Siberia Exploit Kit is an evolving crimeware that was first seen in the wild in late 2009. A few months ago the author of Siberia Exploits Kit deployed an upgraded version of the toolkit, as written in the Malware Intelligence Blog.
Like our last post about Phoenix Exploit’s Kit, Siberia Exploit’s Kit author also emphasizes the issue of circumventing recognition by Anti-Virus and URL filtering services, as it contains a built in Anti-Virus checker.
The administrator of the toolkit can perform an Anti-Virus scan of the malware and exploit pages. Moreover, the scan results of each Anti-Virus company are viewable.
It is well known that once uploading malware to a VirusTotal service, the Anti-Virus companies can re-analyze suspicious files. As such, it’s a good guess that the Siberia Exploit’s Kit doesn’t use the VirusTotal service. In this particular case, the files are sent to an underground Anti-Virus checker called “scan4you.biz”
Let’s take a look at our anonymous Anti-Virus checker:
Of course, this service is not free. The cost is 0.15¢ for every file checked or $25 for a one month license.

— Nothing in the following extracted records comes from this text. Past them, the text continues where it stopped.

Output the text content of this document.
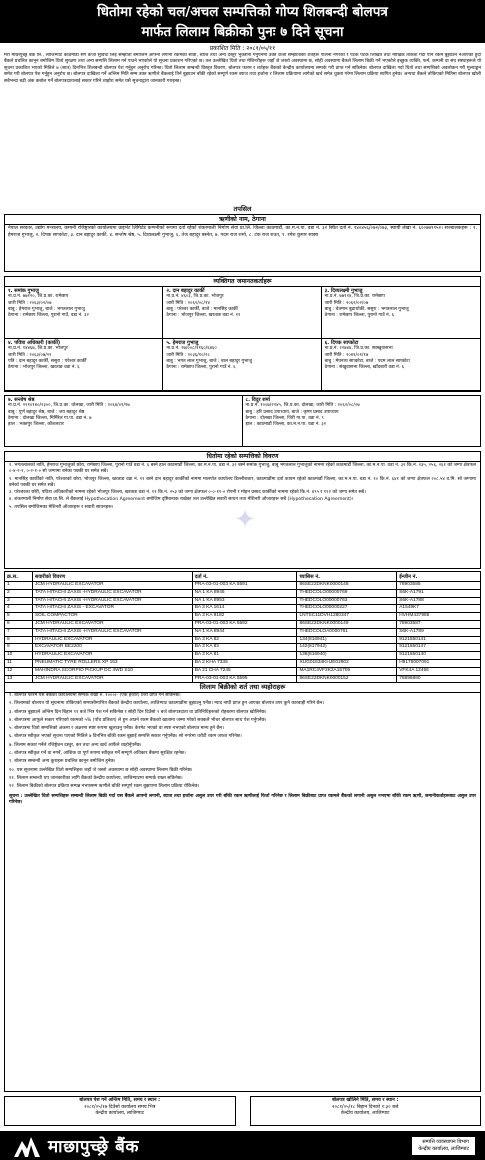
धितोमा रहेको चल/अचल सम्पत्तिको गोप्य शिलबन्दी बोलपत्र
मार्फत लिलाम बिक्रीको पुनः ७ दिने सूचना
प्रकाशित मिति : २०८१/०५/११
मेरो माछापुच्छ्रे बैंक लि., लाजिम्पाट काठमाडौं सँग कर्जा सुविधा लिई सम्झौता बमोजिम आफ्नो लगानी रकमको साँवा, ब्याज तथा अन्य दस्तुर भुक्तानी गर्नुपर्नेमा उक्त कर्जा सम्झौताका शर्तहरू पालना नगरेको र पटक पटक लिखित तथा मौखिक ताकेता गर्दा पनि रकम बुझाउन नआएको हुँदा बैंकले प्रचलित कानून बमोजिम धितो सुरक्षण तथा अन्य सम्पत्ति लिलाम गर्न पाउने भएकोले यो सूचना प्रकाशन गरिएको छ। तल उल्लेखित धितो तथा मेशिनरीहरू जहाँ जे जस्तो अवस्थामा छ, सोही अवस्थामा बैंकले लिलाम बिक्री गर्ने भएकोले इच्छुक व्यक्ति, फर्म, कम्पनी वा संघ संस्थाहरूले यो सूचना प्रकाशित भएको मितिले ७ (सात) दिनभित्र शिलबन्दी बोलपत्र पेश गर्नुहुन अनुरोध गरिन्छ। धितो लिलाम सम्बन्धी विस्तृत विवरण, बोलपत्र फारम र शर्तहरू बैंकको केन्द्रीय कार्यालयमा सम्पर्क गरी प्राप्त गर्न सकिनेछ। बोलपत्र दाखिला गर्दा धितो तथा सम्पत्तिको अवलोकन गरी मूल्याङ्कन समेत गरी बोलपत्र पेश गर्नुहुन अनुरोध छ। बोलपत्र दाखिला गर्ने अन्तिम मिति सम्म उक्त ऋणीले बैंकलाई तिर्न बुझाउन बाँकी रहेको सम्पूर्ण रकम ब्याज तथा हर्जाना र लिलाम प्रक्रियामा लागेको खर्च समेत चुक्ता गरेमा लिलाम प्रक्रिया स्थगित हुनेछ। अन्यथा बैंकले तोकिएको मितिमा बोलपत्र खोली सबैभन्दा बढी अंक कबोल गर्ने बोलपत्रदातालाई सकार गरिने व्यहोरा समेत यसै सूचनाद्वारा जानकारी गराइन्छ।
तपसिल
ऋणीको नाम, ठेगाना
नेपाल सरकार, उद्योग मन्त्रालय, कम्पनी रजिष्ट्रारको कार्यालयमा प्राइभेट लिमिटेड कम्पनीको रूपमा दर्ता रहेको शंकरमाली निर्माण सेवा प्रा.लि. जिल्ला काठमाडौं, का.म.न.पा. वडा नं. ३२ स्थित दर्ता नं. १४०४५६/०७२/०७३, स्थायी लेखा नं. ६००७७९९५२। सञ्चालकहरू : १. हेमराज गुभाजु, २. दिपक साप्कोटा, ३. दान बहादुर कार्की, ४. सन्तोष श्रेष्ठ, ५. दिव्यलक्ष्मी गुभाजु, ६. तेज बहादुर बस्नेत, ७. पदम राज शर्मा, ८. टंक राज राउत, ९. रमेश कुमार साक्य
व्यक्तिगत जमानतकर्ताहरू
१. समांक गुभाजु
ना.प्र.नं. ७७१२०, जि.प्र.का. रामेछाप
जारी मिति : २०६३/०२/०७
बाबु : हेमराज गुभाजु, बाजे : भगतलाल गुभाजु
ठेगाना : रामेछाप जिल्ला, पुरानो गाउँ, वडा नं. ३२
२. दान बहादुर कार्की
ना.प्र.नं. ४६०३, जि.प्र.का. भोजपुर
जारी मिति : २०६२/०८/१४
बाबु : परेश्वर कार्की, बाजे : मानसिंह कार्की
ठेगाना : भोजपुर जिल्ला, खरताङ वडा नं. ११
३. दिव्यलक्ष्मी गुभाजु
ना.प्र.नं. ७७११४, जि.प्र.का. रामेछाप
जारी मिति : २०६२/०२/०७
बाबु : चेतमान बुढाथोकी, ससुरा : भगतलाल गुभाजु
ठेगाना : रामेछाप जिल्ला, पुरानो गाउँ नं. ६
४. पवित्रा अधिकारी (कार्की)
ना.प्र.नं. १४४६७, जि.प्र.का. भोजपुर
जारी मिति : २०६३/०७/२२
पति : दान बहादुर कार्की, ससुरा : परेश्वर कार्की
ठेगाना : भोजपुर जिल्ला, खरताङ वडा नं. ६
५. हेमराज गुभाजु
ना.प्र.नं. २७/००८/११६०/६४६०
जारी मिति : २०३६/१०/२८
बाबु : भगत लाल गुभाजु, बाजे : बाल बहादुर गुभाजु
ठेगाना : रामेछाप जिल्ला, पुरानो गाउँ नं. ६
६. दिपक साप्कोटा
ना.प्र.नं. २२७४४, जि.प्र.का. सक्खुवासभा
जारी मिति : २०४१/०१/१७
बाबु : मेघनाथ साप्कोटा, बाजे : पदम लाल साप्कोटा
ठेगाना : संखुवासभा जिल्ला, खाँदबारी वडा नं. ६
७. सन्तोष श्रेष्ठ
ना.प्र.नं. २२१०१४०/२३००, जि.प्र.का. धोलखा, जारी मिति : २०६४/०९/१७
बाबु : पुर्ण बहादुर श्रेष्ठ, बाजे : जय बहादुर श्रेष्ठ
ठेगाना : दोलखा जिल्ला, मिर्मिरेल गा.पा. वडा नं. ७
हाल : भक्तपुर जिल्ला, कौशलटार
८. विदुर शर्मा
ना.प्र.नं. १००७/२२४५, जि.प्र.का. दोलखा, जारी मिति : २०६२/०८/०७
बाबु : हरि प्रसाद उपाध्याय, बाजे : कृष्ण प्रसाद उपाध्याय
ठेगाना : दोलखा जिल्ला, जिरी गा.पा. वडा नं. ९
हाल : काठमाडौं जिल्ला, का.म.न.पा. वडा नं. ३२
धितोमा रहेको सम्पत्तिको विवरण
१. भगतलालको नाति, हेमराज गुभाजुको छोरा, रामेछाप जिल्ला, पुरानो गाउँ वडा नं. ६ बस्ने हाल काठमाडौं जिल्ला, का.म.न.पा. वडा नं. ३२ बस्ने समांक गुभाजु, बाबु भगतलाल गुभाजुको नाममा रहेको काठमाडौं जिल्ला, का.म.न.पा. वडा नं. ३२ कि.नं. २३५, २५६, २६१ को जग्गा क्षेत्रफल ०-४-२-२, ०-२-१-० सो जग्गामा बनेका पक्की घर समेत सबै।
२. मानसिंह कार्कीको नाति, परेश्वरको छोरा, भोजपुर जिल्ला, खरताङ वडा नं. ११ बस्ने दान बहादुर कार्कीको नाममा मालपोत कार्यालय डिल्लीबजार, काठमाडौंमा दर्ता कायम रहेको काठमाडौं जिल्ला, का.म.न.पा. वडा नं. १० कि.नं. ६४१ को जग्गा क्षेत्रफल २०८.५४ व.मि. सो जग्गामा बनेको पक्की घर समेत सबै।
३. परेश्वरका छोरी, पवित्रा अधिकारीको नाममा रहेको भोजपुर जिल्ला, खरताङ वडा नं. ११ कि.नं. २५३ को जग्गा क्षेत्रफल ०-०-११-० रोपनी र मोहन प्रसाद कार्कीको नाममा रहेको कि.नं. ४९५ र १९२ को जग्गा समेत सबै।
४. शंकरमाली निर्माण सेवा प्रा.लि. ले बैंकलाई Hypothecation Agreement बमोजिम दृष्टिबन्धक राखेका तल उल्लेखित सवारी साधन तथा मेशिनरी औजारहरू सबै (Hypothecation Agreement)।
५. तपसिल बमोजिमका मेशिनरी औजारहरू र सवारी साधनहरू।	✦
क्र.स.	सवारीको विवरण	दर्ता नं.	च्यासिस नं.	ईन्जीन नं.
1	JCM HYDRAULIC EXCAVATOR	PRA-03-01-003 KA 5591	86SE22DKNK0000148	78903585
2	TATA HITACHI ZAXIS -HYDRAULIC EXCAVATOR	NA 1 KA 8945	THEDCOLO00000769	S6K-A1791
3	TATA HITACHI ZAXIS -HYDRAULIC EXCAVATOR	NA 1 KA 8953	THEDCOLO00000763	S6K-A1788
4	TATA HITACHI ZAXIS - EXCAVATOR	BA 3 KA 1614	THEDCOLO00000227	A1549K7
5	SOIL COMPACTOR	BA 3 KA 9182	LNTSC11DVH1280347	HVHM437985
6	JCM HYDRAULIC EXCAVATOR	PRA-03-01-003 KA 5592	86SE22DKNK0000149	78903587
7	TATA HITACHI ZAXIS -HYDRAULIC EXCAVATOR	NA 1 KA 8944	THEDCOLOA0000761	S6K-A1789
8	HYDRAULIC EXCAVATOR	BA 3 KA 82	134(816941)	9121550141
9	EXCAVATOR BE2200	BA 3 KA 83	142(817942)	9121550147
10	HYDRAULIC EXCAVATOR	BA 3 KA 81	138(816940)	9121550140
11	PNEUMATIC TYRE ROLLERS XP 163	BA 2 KHA 7335	XUG01634KHJE02902	H9176007091
12	MAHINDRA SCORPIO PICKUP DC 4WD S10	BA 21 CHA 7245	MA1RC4VF2K2A15709	VFK4A 12456
13	JCM HYDRAULIC EXCAVATOR	PRA-03-01-003 KA 5595	86SE22DKNK0000152	78896860
लिलाम बिक्रीको शर्त तथा व्यहोराहरू
१. बोलपत्र फारम यस बैंकका कार्यालयमा सम्पर्क राखी रु. १०००/- (एक हजार) तिरी प्राप्त गर्न सकिनेछ।
२. लिलामको बोलपत्र यो सूचनामा तोकिएको समयसीमाभित्र बैंकको केन्द्रीय कार्यालय, लाजिम्पाट काठमाडौंमा बुझाउनु पर्नेछ। म्याद नाघी प्राप्त हुन आएका बोलपत्र उपर कुनै कारबाही गरिने छैन।
३. बोलपत्र बुझाउने अन्तिम दिन बिहान ११ बजे भित्र पेश गर्न सकिनेछ र सोही दिन दिउँसो २ बजे बोलपत्रदाता वा प्रतिनिधिहरूको रोहबरमा बोलपत्र खोलिनेछ।
४. बोलपत्रमा आफूले सकार गरिएको रकमको ५% (पाँच प्रतिशत) ले हुन आउने रकम बैंकको खातामा जम्मा गरेको सक्कलै भौचर बोलपत्र साथ पेश गर्नुपर्नेछ।
५. बोलपत्रमा धितो सम्पत्तिको अंकमा र अक्षरमा स्पष्ट रूपमा खुलाउनु पर्नेछ। केरमेट भएको वा स्पष्ट नभएको बोलपत्र मान्य हुने छैन।
६. बोलपत्र स्वीकृत भएको सूचना पाएको मितिले ७ दिनभित्र बाँकी रकम बुझाई सम्पत्ति सकार गर्नुपर्नेछ। सो नगरेमा धरौटी रकम जफत गरिनेछ।
७. लिलाम सकार गर्नेले रजिष्ट्रेशन दस्तुर, कर तथा अन्य खर्च आफैंले व्यहोर्नुपर्नेछ।
८. बोलपत्र स्वीकृत गर्ने वा नगर्ने, आंशिक वा पूर्ण रूपमा स्वीकृत गर्ने सम्पूर्ण अधिकार बैंकमा सुरक्षित रहनेछ।
९. बोलपत्र सम्बन्धी अन्य कुराहरू प्रचलित कानून बमोजिम हुनेछ।
१०. यस सूचनामा उल्लेखित धितो सम्पत्तिहरू जहाँ जे जस्तो अवस्थामा छ सोही अवस्थामा लिलाम बिक्री गरिनेछ।
११. लिलाम सम्बन्धी थप जानकारीका लागि बैंकको केन्द्रीय कार्यालय, लाजिम्पाटमा सम्पर्क राख्न सकिनेछ।
१२. लिलाम बिक्रीको बोलपत्र प्रक्रिया सम्पन्न नभएसम्म ऋणीले बाँकी सम्पूर्ण रकम बुझाएमा लिलाम प्रक्रिया रोकिनेछ।
सूचना : उल्लेखित धितो सम्पत्तिहरू सम्बन्धी लिलाम बिक्री गर्दा यस बैंकले आफ्नो लगानी, ब्याज तथा हर्जाना असुल उपर गरी बाँकी रकम ऋणीलाई फिर्ता गरिनेछ र लिलाम बिक्रीबाट प्राप्त रकमले बैंकको लगानी असुल नभएमा बाँकी रकम ऋणी, जमानीकर्ताहरूबाट असुल उपर गरिनेछ।
बोलपत्र पेश गर्ने अन्तिम मिति, समय र स्थान :
२०८१/०५/१७ दिउँसो कार्यालय समय भित्र
केन्द्रीय कार्यालय, लाजिम्पाट
बोलपत्र खोलिने मिति, समय र स्थान :
२०८१/०५/१८ बिहान दिनको १:३० बजे
केन्द्रीय कार्यालय, लाजिम्पाट
माछापुच्छ्रे बैंक	सम्पत्ति व्यवस्थापन विभाग
केन्द्रीय कार्यालय, लाजिम्पाट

The website offers several scans:
- File scan – Regular Anti-Virus scan
- URL scan – Anti-Virus scan of URL
- Blacklist / Filter scan – Check detection of URL in URL filtering services
- Exploit Pack scan – Check detection of toolkit name in URL filtering services
Eventually, in order to implement this service in Siberia Exploit’s Kit, or in any other toolkit, the underground Anti-Virus check service publishes an API for remote scanning:
Like other techniques of evasiveness we have seen lately such as “Anti Wepawet” or “Anti JSunpack” as described in our security labs report, it appears the cybercriminals keep trying to find creative techniques to avoid malware detection in multiple layers — this time by performing an Anti-Virus scan.